Abuja rebuffed the narrative as “misrepresentation,” with Foreign Minister Yusuf Tuggar insisting, “There is no Christian genocide in Nigeria.” President Tinubu, a Muslim leading a religiously diverse nation of 230 million, highlighted constitutional safeguards for all faiths, noting violence claims both Christians and Muslims — over 53,000 civilian deaths in political attacks since 2009, per the Armed Conflict Location & Event Data Project (ACLED). Independent experts, including Human Rights Watch, concur: while jihadists like Boko Haram and ISWAP have killed over 100,000 since 2009, Muslims suffer equally in farmer-herder clashes and banditry. Tinubu canceled trips to the G20 and EU-AU summits to focus on the crisis, deploying tactical squads and local hunters to scour forests.

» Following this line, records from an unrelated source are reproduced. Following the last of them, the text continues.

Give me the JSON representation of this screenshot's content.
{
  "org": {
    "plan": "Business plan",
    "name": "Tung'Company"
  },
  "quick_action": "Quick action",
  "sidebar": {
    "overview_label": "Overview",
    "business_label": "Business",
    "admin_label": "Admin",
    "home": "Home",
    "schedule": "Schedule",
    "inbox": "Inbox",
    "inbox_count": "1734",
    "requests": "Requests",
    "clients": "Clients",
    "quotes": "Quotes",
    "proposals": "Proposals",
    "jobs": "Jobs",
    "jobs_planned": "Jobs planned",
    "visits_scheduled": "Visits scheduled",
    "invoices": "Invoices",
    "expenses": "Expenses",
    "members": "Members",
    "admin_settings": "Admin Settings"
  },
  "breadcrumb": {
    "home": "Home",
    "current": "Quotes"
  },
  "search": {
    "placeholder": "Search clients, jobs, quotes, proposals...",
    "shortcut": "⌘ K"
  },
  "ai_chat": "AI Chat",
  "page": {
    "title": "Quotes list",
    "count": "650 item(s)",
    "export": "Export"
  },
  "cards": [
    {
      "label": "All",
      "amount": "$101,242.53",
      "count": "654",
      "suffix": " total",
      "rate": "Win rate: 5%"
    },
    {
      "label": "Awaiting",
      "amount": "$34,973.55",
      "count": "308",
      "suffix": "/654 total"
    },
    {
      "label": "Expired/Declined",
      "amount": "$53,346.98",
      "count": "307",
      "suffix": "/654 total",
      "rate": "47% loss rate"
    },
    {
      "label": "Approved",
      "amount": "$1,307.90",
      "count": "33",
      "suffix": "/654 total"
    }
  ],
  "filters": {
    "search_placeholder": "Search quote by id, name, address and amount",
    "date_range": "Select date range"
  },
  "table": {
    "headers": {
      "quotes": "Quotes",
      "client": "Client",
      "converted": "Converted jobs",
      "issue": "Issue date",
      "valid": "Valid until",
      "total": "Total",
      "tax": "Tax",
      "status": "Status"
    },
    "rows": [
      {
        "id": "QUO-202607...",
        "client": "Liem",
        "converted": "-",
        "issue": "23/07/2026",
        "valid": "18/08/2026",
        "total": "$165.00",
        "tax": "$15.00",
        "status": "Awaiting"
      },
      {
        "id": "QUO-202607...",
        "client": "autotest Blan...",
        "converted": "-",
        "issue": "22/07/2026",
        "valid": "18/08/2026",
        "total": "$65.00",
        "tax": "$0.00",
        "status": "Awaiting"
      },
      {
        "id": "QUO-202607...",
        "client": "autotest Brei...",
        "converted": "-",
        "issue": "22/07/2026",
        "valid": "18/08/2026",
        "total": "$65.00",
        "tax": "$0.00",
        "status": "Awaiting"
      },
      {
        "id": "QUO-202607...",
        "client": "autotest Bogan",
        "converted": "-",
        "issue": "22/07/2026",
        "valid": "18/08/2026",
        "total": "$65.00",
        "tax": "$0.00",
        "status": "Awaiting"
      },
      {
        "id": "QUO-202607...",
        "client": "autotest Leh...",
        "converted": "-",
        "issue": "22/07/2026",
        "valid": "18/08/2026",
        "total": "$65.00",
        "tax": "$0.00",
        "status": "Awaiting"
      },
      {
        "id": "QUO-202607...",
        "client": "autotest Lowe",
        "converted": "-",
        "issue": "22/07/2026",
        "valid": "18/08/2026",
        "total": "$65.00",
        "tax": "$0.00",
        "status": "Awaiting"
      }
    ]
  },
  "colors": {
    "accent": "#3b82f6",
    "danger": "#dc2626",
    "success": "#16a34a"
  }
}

Nigeria’s insecurity is multifaceted: a northeast insurgency by Boko Haram and ISWAP has displaced 2.2 million since 2009, while northwest bandits loot villages and extort ransoms, fueling a $1.66 million “industry.” Central belt farmer-herder disputes, exacerbated by climate change and arms proliferation — Nigerian troops allegedly sell weapons to gangs — claim thousands annually. Schools, symbols of vulnerability, have been hit repeatedly: 1,400 students abducted since 2014, per Al Jazeera tallies. In response, Niger state shuttered all schools until 2026, joining 47 federal unity colleges nationwide, per UNESCO’s Safe Schools Declaration — ratified by Nigeria in 2015 but poorly implemented.

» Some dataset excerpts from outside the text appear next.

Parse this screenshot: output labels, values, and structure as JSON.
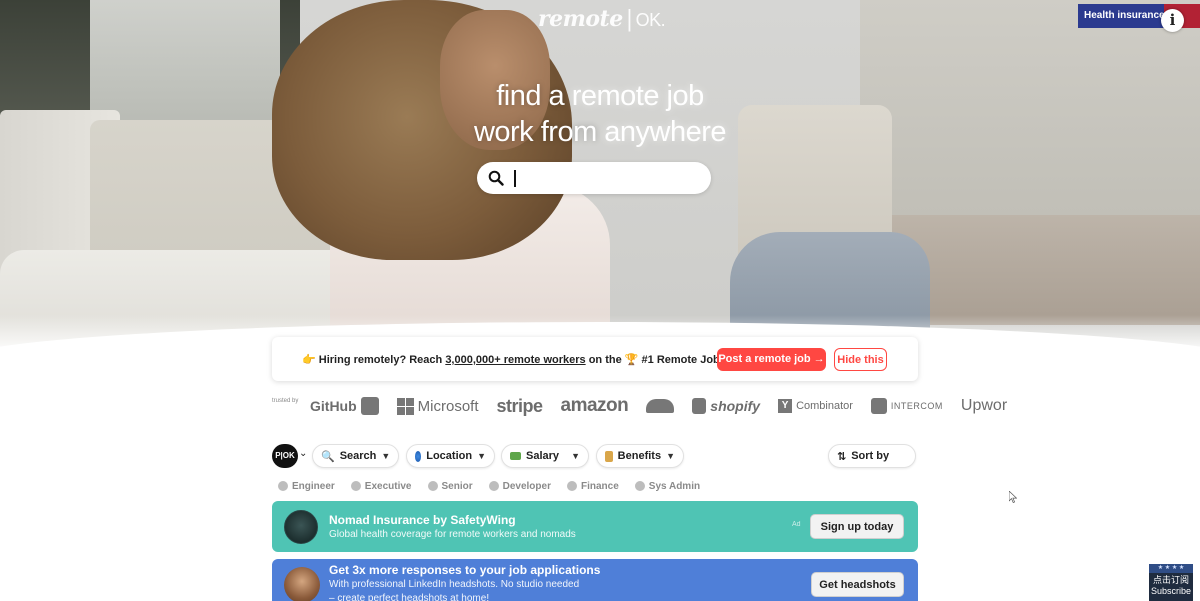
{
  "header": {
    "logo_main": "remote",
    "logo_sep": "|",
    "logo_ok": "OK.",
    "promo_badge": "Health insurance",
    "info_icon": "info-icon"
  },
  "hero": {
    "line1_a": "find a ",
    "line1_b": "remote job",
    "line2_a": "work from ",
    "line2_b": "anywhere",
    "search_value": "",
    "search_icon": "search-icon"
  },
  "hiring_banner": {
    "emoji": "👉",
    "text_before": "Hiring remotely? Reach ",
    "text_link": "3,000,000+ remote workers",
    "text_middle": " on the ",
    "trophy": "🏆",
    "text_after": " #1 Remote Job Board",
    "post_button": "Post a remote job →",
    "hide_button": "Hide this"
  },
  "trusted": {
    "label": "trusted by",
    "brands": [
      "GitHub",
      "Microsoft",
      "stripe",
      "amazon",
      "CLOUDFLARE",
      "shopify",
      "Combinator",
      "INTERCOM",
      "Upwor"
    ]
  },
  "filters": {
    "badge": "P|OK",
    "search": "Search",
    "location": "Location",
    "salary": "Salary",
    "benefits": "Benefits",
    "sort": "Sort by"
  },
  "categories": [
    "Engineer",
    "Executive",
    "Senior",
    "Developer",
    "Finance",
    "Sys Admin"
  ],
  "ads": {
    "nomad": {
      "title": "Nomad Insurance by SafetyWing",
      "subtitle": "Global health coverage for remote workers and nomads",
      "tag": "Ad",
      "cta": "Sign up today"
    },
    "headshots": {
      "title": "Get 3x more responses to your job applications",
      "subtitle": "With professional LinkedIn headshots. No studio needed",
      "subtitle2": "– create perfect headshots at home!",
      "cta": "Get headshots"
    }
  },
  "overlay": {
    "subscribe_top": "点击订阅",
    "subscribe_bottom": "Subscribe"
  },
  "colors": {
    "accent_red": "#ff4742",
    "teal_card": "#4fc4b4",
    "blue_card": "#4f7fd8"
  }
}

The UN’s Amina Mohammed decried schools as “sanctuaries, not targets,” urging accountability. Human Rights Watch called for early warning systems, criticizing closures for denying education to 20 million northern children already out of school. As the freed children reunite — scarred by trauma, per UNICEF — the remaining 165, including all 12 teachers, endure captivity in bandit strongholds. Families like that of 13-year-old escapee Aisha, who told Reuters of “dark nights in the bush,” plead for swift action.

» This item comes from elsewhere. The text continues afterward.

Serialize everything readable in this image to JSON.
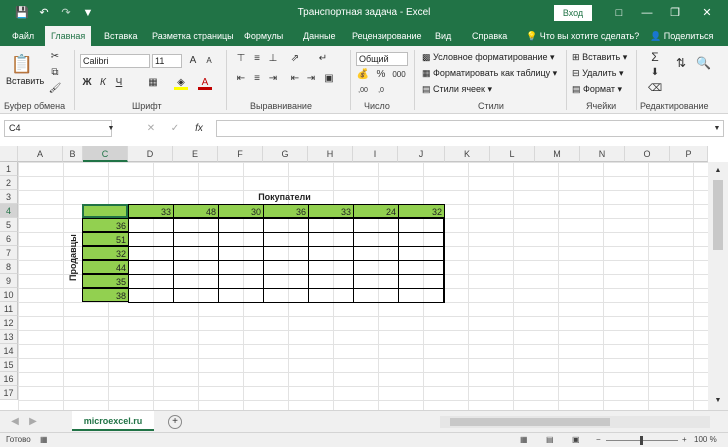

On X, #FreeStMarysChildren trended with 1.5 million posts, blending parental anguish — “My son is only 11, please bring him home” — and geopolitical barbs — “Trump’s threats won’t fix Tinubu’s failures.” As Abuja fortifies “Operation Safe Corridor” with U.S. intelligence — despite tensions — the partial victory underscores a harsh reality: in Nigeria’s shadow war, rescues are incremental, but the bandit economy thrives. For the 165 still held, hope flickers amid forests that swallow cries, a stark reminder that security’s deficit devours futures.